Conformément à l’ODD 3 – Permettre à tous de vivre en bonne santé et promouvoir le bien-être de tous à tout âge –, l’UIP plaide depuis longtemps pour réduire les maladies non transmissibles en taxant les produits qui en sont souvent à l’origine. Notre rapport de 2022 intitulé Sauver des vies et
générer des recettes : guide d’intervention parlementaire sur les taxes pour la santé propose une feuille de route pour des pays comme le Cameroun en vue de générer des recettes supplémentaires indispensables tout en réduisant la consommation de ces produits.

L’atelier s’est tenu sur une journée et a réuni plus de 150 parlementaires et fonctionnaires parlementaires. Il a notamment porté sur les moyens de promouvoir les taxes sur le tabac, de légiférer en la matière et de contrôler l’application de ces taxes. Si près de la moitié des parlementaires participants avaient déjà une bonne connaissance des taxes pour la santé, 81 % ont indiqué à l’issue de l’atelier que l’événement les avait aidés à mieux comprendre l’importance de ces taxes. Soixante-trois pour cent ont déclaré se sentir désormais «extrêmement» confiants pour plaider en faveur des taxes pour la santé.

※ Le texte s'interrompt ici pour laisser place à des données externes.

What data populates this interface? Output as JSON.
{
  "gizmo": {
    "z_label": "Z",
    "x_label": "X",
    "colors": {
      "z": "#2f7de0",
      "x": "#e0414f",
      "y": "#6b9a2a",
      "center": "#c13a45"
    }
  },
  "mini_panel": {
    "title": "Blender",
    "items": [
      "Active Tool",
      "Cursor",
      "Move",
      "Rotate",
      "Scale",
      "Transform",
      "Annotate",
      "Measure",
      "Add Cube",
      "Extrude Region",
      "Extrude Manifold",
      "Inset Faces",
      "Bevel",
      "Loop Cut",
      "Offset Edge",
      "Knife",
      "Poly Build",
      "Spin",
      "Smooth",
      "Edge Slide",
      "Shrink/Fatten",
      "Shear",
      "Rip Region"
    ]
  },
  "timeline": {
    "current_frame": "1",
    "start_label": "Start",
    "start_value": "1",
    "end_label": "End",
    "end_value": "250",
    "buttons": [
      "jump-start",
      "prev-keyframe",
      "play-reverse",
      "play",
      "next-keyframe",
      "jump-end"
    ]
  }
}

La déclaration finale de l’atelier et le plan d’action visant à augmenter les taxes sur le tabac ont ouvert la voie à des réunions avec les autorités publiques, et le Ministre des finances a ordonné la création d’un fonds spécial pour les personnes souffrant de maladies non transmissibles. Le Ministre a également indiqué qu’il serait enclin à soutenir une augmentation des taxes sur le tabac, ce qui montre une fois encore que les activités de renforcement des capacités de l’UIP se traduisent par des actions immédiates. 

«Rien de tout cela ne peut se concrétiser sans volonté politique. C’est pourquoi cet atelier est si important. Nous espérons qu’il constituera le point de départ d’une mobilisation parlementaire plus large et durable sur la question de la taxation du tabac», a souligné Martin Chungong.